The need for a reform
For many of us, it seems ironic that the least invasive forms of digital healthcare technologies are the ones most responsible for eroding our privacy. Further developments in the field of IoT is unidirectional, and as Internet penetration rates continue to rise, it becomes even more impossible for people to go about their daily lives without leaving a digital trace that can be unknowingly picked up by avaricious companies. In an era where data plays an omnipresent role in the lives of any individual, data’s potential grows beyond that of affecting trivial advertisement placements to also influencing important decisions such as an employer’s hiring decisions. Now, more than ever before, data privacy is becoming a topic of concern.
“Big data and AI are racing ahead in medicine,” Says Nicholson Price, assistant professor of law at the University of Michigan. “And right now, law and policy are playing catch-up.” Indeed, as more time passes, it becomes painfully obvious that the implementation of updated data privacy laws thoroughly lags behind the rapid pace of discovery of new technologies which continually find ways to exploit legislative loopholes. There is an urgent need to reform the (now more than a quarter of a century old) sector-specific regulatory approach of the HIPAA legislation, to one that perhaps anchors protections to the data itself rather than the entities handling the data, similar to that of the European General Data Protection Regulation (GDPR) which can be referenced. Ideally, consent procedures should also create as much transparency as possible regarding the types of data collected as well as the intent behind the collection of the data.

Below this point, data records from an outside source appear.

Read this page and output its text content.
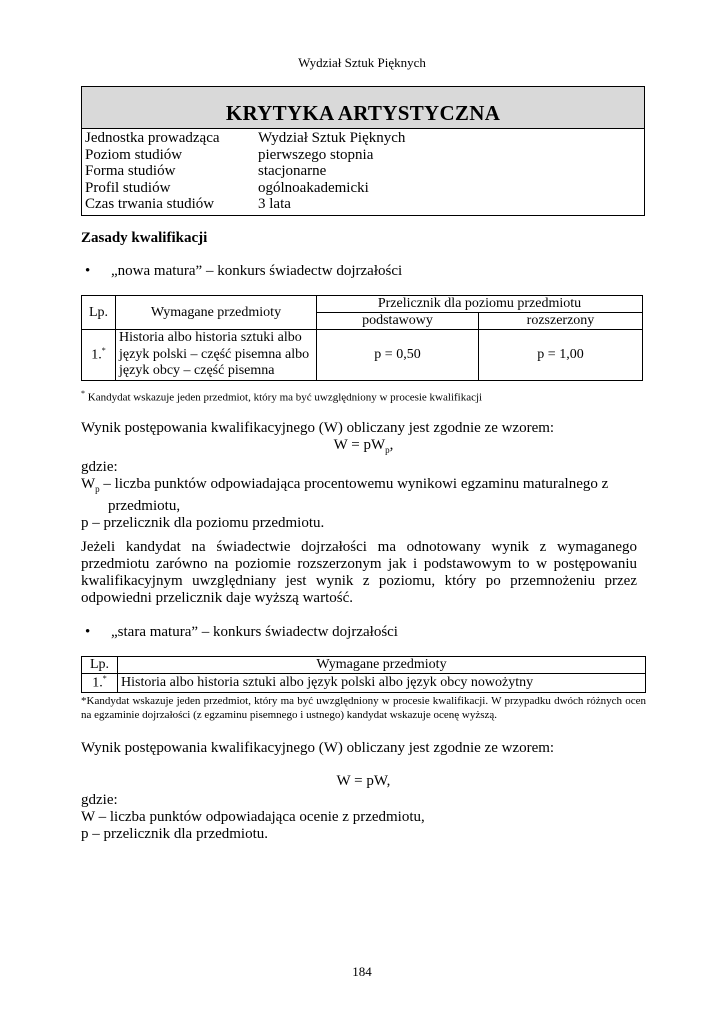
Wydział Sztuk Pięknych
KRYTYKA ARTYSTYCZNA
Jednostka prowadząca	Wydział Sztuk Pięknych
Poziom studiów	pierwszego stopnia
Forma studiów	stacjonarne
Profil studiów	ogólnoakademicki
Czas trwania studiów	3 lata
Zasady kwalifikacji
• „nowa matura” – konkurs świadectw dojrzałości
Lp.	Wymagane przedmioty	Przelicznik dla poziomu przedmiotu	
		podstawowy	rozszerzony
1.*	Historia albo historia sztuki albo
język polski – część pisemna albo
język obcy – część pisemna	p = 0,50	p = 1,00
* Kandydat wskazuje jeden przedmiot, który ma być uwzględniony w procesie kwalifikacji
Wynik postępowania kwalifikacyjnego (W) obliczany jest zgodnie ze wzorem:
$W = pW_p$,
gdzie:
$W_p$ – liczba punktów odpowiadająca procentowemu wynikowi egzaminu maturalnego z
przedmiotu,
p – przelicznik dla poziomu przedmiotu.
Jeżeli kandydat na świadectwie dojrzałości ma odnotowany wynik z wymaganego przedmiotu zarówno na poziomie rozszerzonym jak i podstawowym to w postępowaniu kwalifikacyjnym uwzględniany jest wynik z poziomu, który po przemnożeniu przez odpowiedni przelicznik daje wyższą wartość.
• „stara matura” – konkurs świadectw dojrzałości
Lp.	Wymagane przedmioty
1.*	Historia albo historia sztuki albo język polski albo język obcy nowożytny
*Kandydat wskazuje jeden przedmiot, który ma być uwzględniony w procesie kwalifikacji. W przypadku dwóch różnych ocen na egzaminie dojrzałości (z egzaminu pisemnego i ustnego) kandydat wskazuje ocenę wyższą.
Wynik postępowania kwalifikacyjnego (W) obliczany jest zgodnie ze wzorem:
W = pW,
gdzie:
W – liczba punktów odpowiadająca ocenie z przedmiotu,
p – przelicznik dla przedmiotu.
184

Though a slow and arduous process, steps have already been taken to implement more comprehensive legislation that will better safeguard patient data. As of 1st January 2020, the California Consumer Privacy Act was enacted, allowing residents to access personal information collected about them digitally and to opt out of the commercialization of their personal data. Extensive efforts will be needed to understand how these protections will be interpreted, adopted, enforced, and replicated or expanded elsewhere in the US or possibly even in the world. Until then, we might just have to live with the reality of “being both the product and the customer that pays for the product,” as Knudsen, chair of Jefferson’s cancer center, tactfully puts it. Let this article serve as a reminder for us to be mindful of the information we make available online, lest our most intimate secrets be turned into a commodity for sale.